GSplit: Scaling Graph Neural Network Training on Large Graphs via Split-Parallelism
This addresses scalability issues for researchers and practitioners training GNNs on large graphs, representing an incremental improvement over existing parallel training methods.
The paper tackles the problem of redundant work in data-parallel mini-batch training for graph neural networks (GNNs) on large graphs by introducing split parallelism, a hybrid parallel paradigm that splits sampling, loading, and training across GPUs to avoid overlap, and shows that GSplit outperforms state-of-the-art systems like DGL, Quiver, and P³.

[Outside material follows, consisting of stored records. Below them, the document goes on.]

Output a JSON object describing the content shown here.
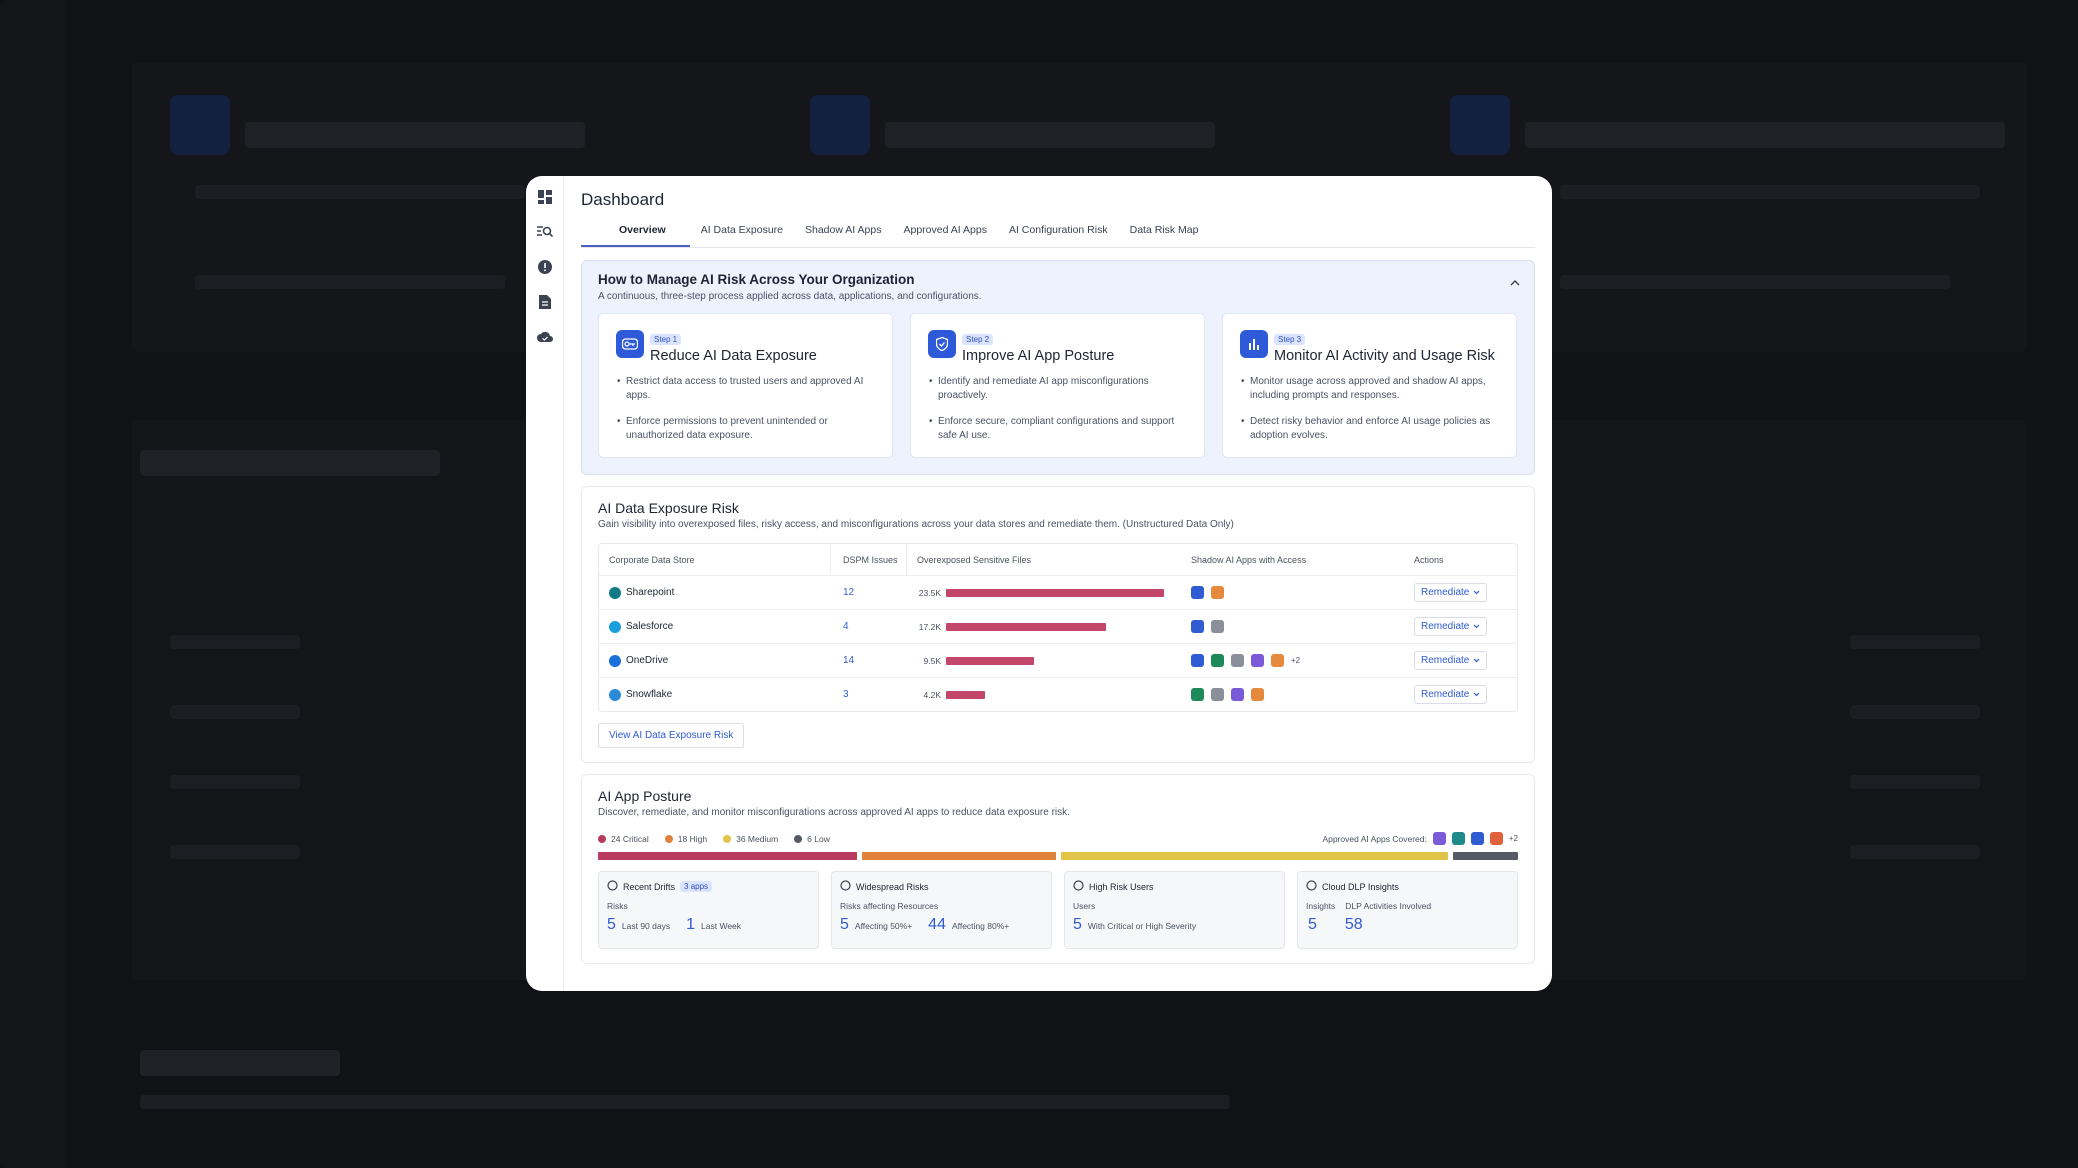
{
  "rail": [
    {
      "name": "dashboard-icon"
    },
    {
      "name": "search-list-icon"
    },
    {
      "name": "alert-icon"
    },
    {
      "name": "document-icon"
    },
    {
      "name": "cloud-icon"
    }
  ],
  "header": {
    "title": "Dashboard"
  },
  "tabs": [
    {
      "label": "Overview",
      "active": true
    },
    {
      "label": "AI Data Exposure"
    },
    {
      "label": "Shadow AI Apps"
    },
    {
      "label": "Approved AI Apps"
    },
    {
      "label": "AI Configuration Risk"
    },
    {
      "label": "Data Risk Map"
    }
  ],
  "guide": {
    "title": "How to Manage AI Risk Across Your Organization",
    "subtitle": "A continuous, three-step process applied across data, applications, and configurations.",
    "steps": [
      {
        "badge": "Step 1",
        "title": "Reduce AI Data Exposure",
        "icon": "key-icon",
        "bullets": [
          "Restrict data access to trusted users and approved AI apps.",
          "Enforce permissions to prevent unintended or unauthorized data exposure."
        ]
      },
      {
        "badge": "Step 2",
        "title": "Improve AI App Posture",
        "icon": "shield-check-icon",
        "bullets": [
          "Identify and remediate AI app misconfigurations proactively.",
          "Enforce secure, compliant configurations and support safe AI use."
        ]
      },
      {
        "badge": "Step 3",
        "title": "Monitor AI Activity and Usage Risk",
        "icon": "bar-chart-icon",
        "bullets": [
          "Monitor usage across approved and shadow AI apps, including prompts and responses.",
          "Detect risky behavior and enforce AI usage policies as adoption evolves."
        ]
      }
    ]
  },
  "exposure": {
    "title": "AI Data Exposure Risk",
    "subtitle": "Gain visibility into overexposed files, risky access, and misconfigurations across your data stores and remediate them. (Unstructured Data Only)",
    "columns": [
      "Corporate Data Store",
      "DSPM Issues",
      "Overexposed Sensitive Files",
      "Shadow AI Apps with Access",
      "Actions"
    ],
    "rows": [
      {
        "store": "Sharepoint",
        "icon": "sharepoint-icon",
        "color": "#0f7b83",
        "issues": "12",
        "files_label": "23.5K",
        "files": 23500,
        "apps": [
          "#2f5bd3",
          "#e58a3c"
        ],
        "extra": ""
      },
      {
        "store": "Salesforce",
        "icon": "salesforce-icon",
        "color": "#1a9fdb",
        "issues": "4",
        "files_label": "17.2K",
        "files": 17200,
        "apps": [
          "#2f5bd3",
          "#8b8f99"
        ],
        "extra": ""
      },
      {
        "store": "OneDrive",
        "icon": "onedrive-icon",
        "color": "#1a6fdb",
        "issues": "14",
        "files_label": "9.5K",
        "files": 9500,
        "apps": [
          "#2f5bd3",
          "#1e8a5a",
          "#8b8f99",
          "#7a5ad8",
          "#e58a3c"
        ],
        "extra": "+2"
      },
      {
        "store": "Snowflake",
        "icon": "snowflake-icon",
        "color": "#2a8bd8",
        "issues": "3",
        "files_label": "4.2K",
        "files": 4200,
        "apps": [
          "#1e8a5a",
          "#8b8f99",
          "#7a5ad8",
          "#e58a3c"
        ],
        "extra": ""
      }
    ],
    "action_label": "Remediate",
    "view_button": "View AI Data Exposure Risk"
  },
  "posture": {
    "title": "AI App Posture",
    "subtitle": "Discover, remediate, and monitor misconfigurations across approved AI apps to reduce data exposure risk.",
    "severity": [
      {
        "label": "24 Critical",
        "count": 24,
        "color": "#b83b5e"
      },
      {
        "label": "18 High",
        "count": 18,
        "color": "#e0813b"
      },
      {
        "label": "36 Medium",
        "count": 36,
        "color": "#e3c44a"
      },
      {
        "label": "6 Low",
        "count": 6,
        "color": "#555a66"
      }
    ],
    "covered_label": "Approved AI Apps Covered:",
    "covered_apps": [
      "#7a5ad8",
      "#1e8a8a",
      "#2f5bd3",
      "#e0613b"
    ],
    "covered_extra": "+2",
    "cards": [
      {
        "title": "Recent Drifts",
        "icon": "warning-icon",
        "tag": "3 apps",
        "sub": "Risks",
        "values": [
          {
            "num": "5",
            "label": "Last 90 days"
          },
          {
            "num": "1",
            "label": "Last Week"
          }
        ]
      },
      {
        "title": "Widespread Risks",
        "icon": "nodes-icon",
        "tag": "",
        "sub": "Risks affecting Resources",
        "values": [
          {
            "num": "5",
            "label": "Affecting 50%+"
          },
          {
            "num": "44",
            "label": "Affecting 80%+"
          }
        ]
      },
      {
        "title": "High Risk Users",
        "icon": "user-icon",
        "tag": "",
        "sub": "Users",
        "values": [
          {
            "num": "5",
            "label": "With Critical or High Severity"
          }
        ]
      },
      {
        "title": "Cloud DLP Insights",
        "icon": "shield-icon",
        "tag": "",
        "sub": "",
        "cols": [
          "Insights",
          "DLP Activities Involved"
        ],
        "values": [
          {
            "num": "5",
            "label": ""
          },
          {
            "num": "58",
            "label": ""
          }
        ]
      }
    ]
  }
}
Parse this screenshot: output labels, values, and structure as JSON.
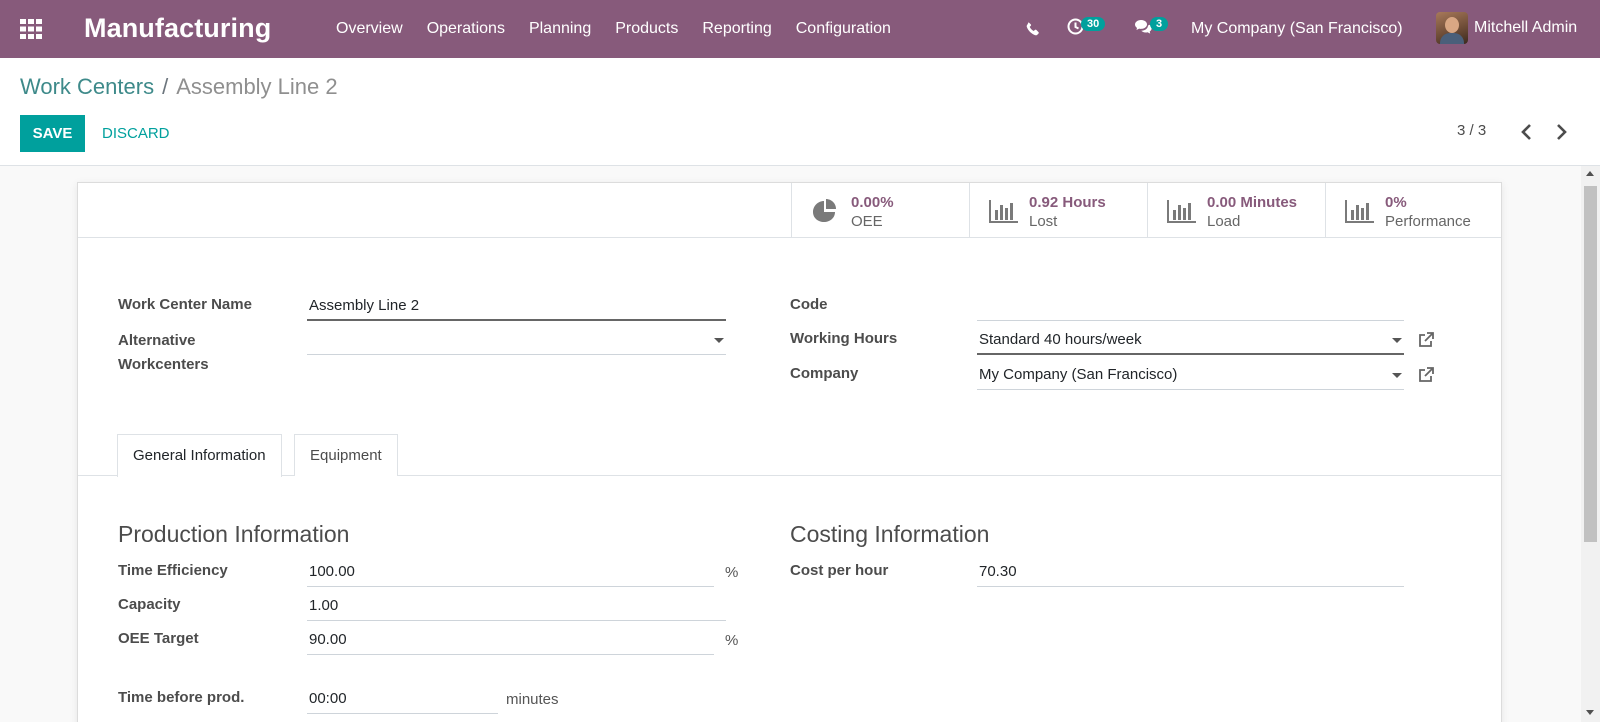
{
  "navbar": {
    "brand": "Manufacturing",
    "menu": [
      "Overview",
      "Operations",
      "Planning",
      "Products",
      "Reporting",
      "Configuration"
    ],
    "activity_count": "30",
    "message_count": "3",
    "company": "My Company (San Francisco)",
    "user": "Mitchell Admin",
    "color": "#875a7b"
  },
  "breadcrumb": {
    "parent": "Work Centers",
    "separator": "/",
    "current": "Assembly Line 2"
  },
  "actions": {
    "save": "SAVE",
    "discard": "DISCARD"
  },
  "pager": {
    "value": "3 / 3"
  },
  "stats": [
    {
      "value": "0.00%",
      "label": "OEE",
      "icon": "pie-chart-icon"
    },
    {
      "value": "0.92 Hours",
      "label": "Lost",
      "icon": "bar-chart-icon"
    },
    {
      "value": "0.00 Minutes",
      "label": "Load",
      "icon": "bar-chart-icon"
    },
    {
      "value": "0%",
      "label": "Performance",
      "icon": "bar-chart-icon"
    }
  ],
  "form": {
    "name_label": "Work Center Name",
    "name_value": "Assembly Line 2",
    "alt_label_1": "Alternative",
    "alt_label_2": "Workcenters",
    "alt_value": "",
    "code_label": "Code",
    "code_value": "",
    "hours_label": "Working Hours",
    "hours_value": "Standard 40 hours/week",
    "company_label": "Company",
    "company_value": "My Company (San Francisco)"
  },
  "tabs": [
    "General Information",
    "Equipment"
  ],
  "production": {
    "title": "Production Information",
    "efficiency_label": "Time Efficiency",
    "efficiency_value": "100.00",
    "efficiency_unit": "%",
    "capacity_label": "Capacity",
    "capacity_value": "1.00",
    "oee_label": "OEE Target",
    "oee_value": "90.00",
    "oee_unit": "%",
    "time_before_label": "Time before prod.",
    "time_before_value": "00:00",
    "time_before_unit": "minutes"
  },
  "costing": {
    "title": "Costing Information",
    "cost_label": "Cost per hour",
    "cost_value": "70.30"
  },
  "colors": {
    "accent": "#00a09d",
    "stat_value": "#875a7b"
  }
}
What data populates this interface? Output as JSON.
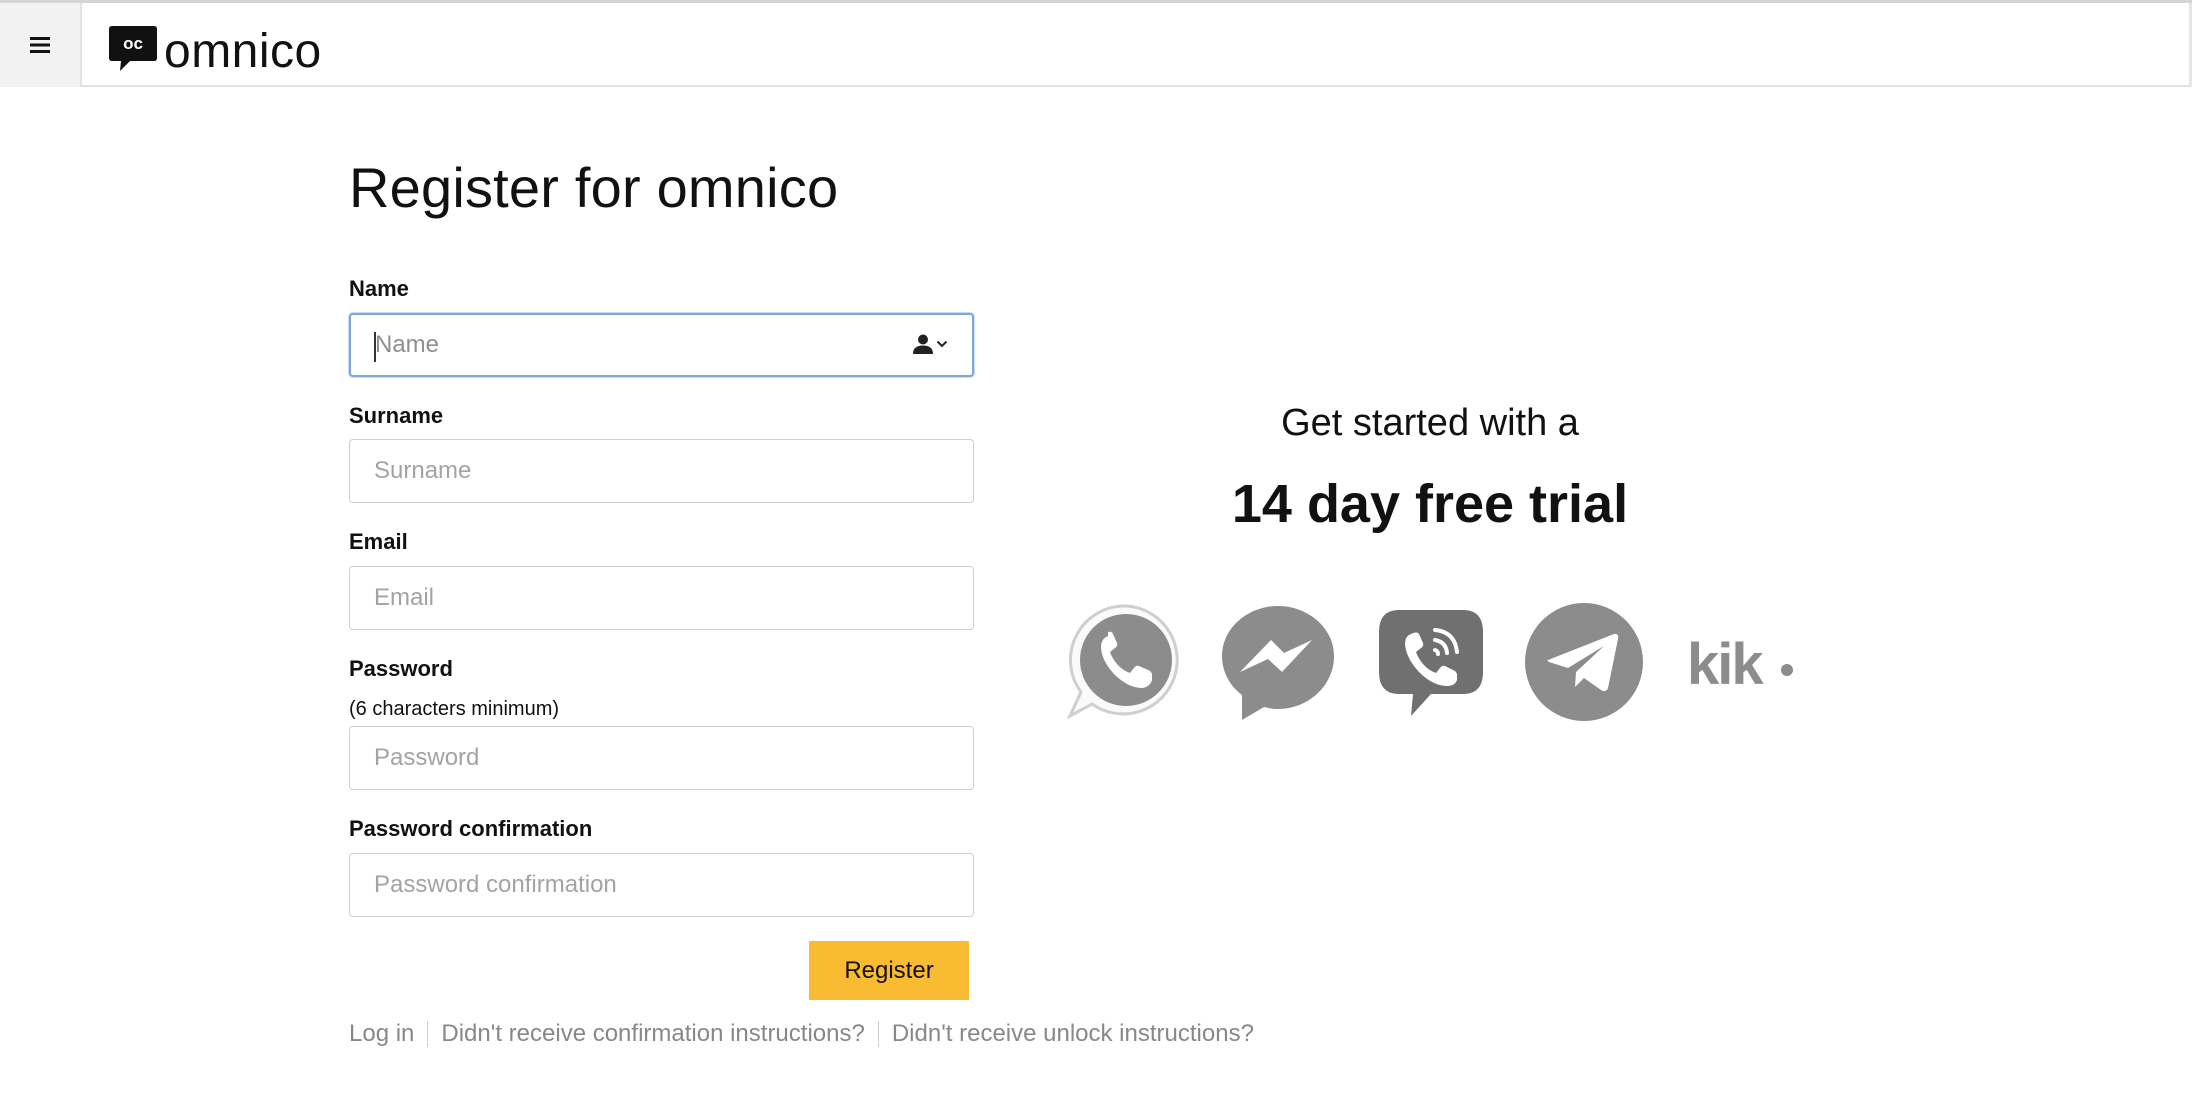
{
  "header": {
    "menu_icon": "hamburger-menu-icon",
    "logo_mark_text": "oc",
    "logo_text": "omnico"
  },
  "form": {
    "title": "Register for omnico",
    "fields": {
      "name": {
        "label": "Name",
        "placeholder": "Name",
        "value": "",
        "icon": "contact-card-icon"
      },
      "surname": {
        "label": "Surname",
        "placeholder": "Surname",
        "value": ""
      },
      "email": {
        "label": "Email",
        "placeholder": "Email",
        "value": ""
      },
      "password": {
        "label": "Password",
        "hint": "(6 characters minimum)",
        "placeholder": "Password",
        "value": ""
      },
      "password_confirmation": {
        "label": "Password confirmation",
        "placeholder": "Password confirmation",
        "value": ""
      }
    },
    "submit_label": "Register",
    "links": [
      "Log in",
      "Didn't receive confirmation instructions?",
      "Didn't receive unlock instructions?"
    ]
  },
  "promo": {
    "line1": "Get started with a",
    "line2": "14 day free trial",
    "apps": [
      "whatsapp",
      "messenger",
      "viber",
      "telegram",
      "kik"
    ],
    "kik_text": "kik"
  },
  "colors": {
    "accent": "#f8bb31",
    "focus_border": "#7fa6d6",
    "icon_gray": "#8a8a8a"
  }
}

Graph neural networks (GNNs), an emerging class of machine learning models for graphs, have gained popularity for their superior performance in various graph analytical tasks. Mini-batch training is commonly used to train GNNs on large graphs, and data parallelism is the standard approach to scale mini-batch training across multiple GPUs. Data parallel approaches contain redundant work as subgraphs sampled by different GPUs contain significant overlap. To address this issue, we introduce a hybrid parallel mini-batch training paradigm called split parallelism. Split parallelism avoids redundant work by splitting the sampling, loading, and training of each mini-batch across multiple GPUs. Split parallelism, however, introduces communication overheads that can be more than the savings from removing redundant work. We further present a lightweight partitioning algorithm that probabilistically minimizes these overheads. We implement split parallelism in GSplit and show that it outperforms state-of-the-art mini-batch training systems like DGL, Quiver, and $P^3$.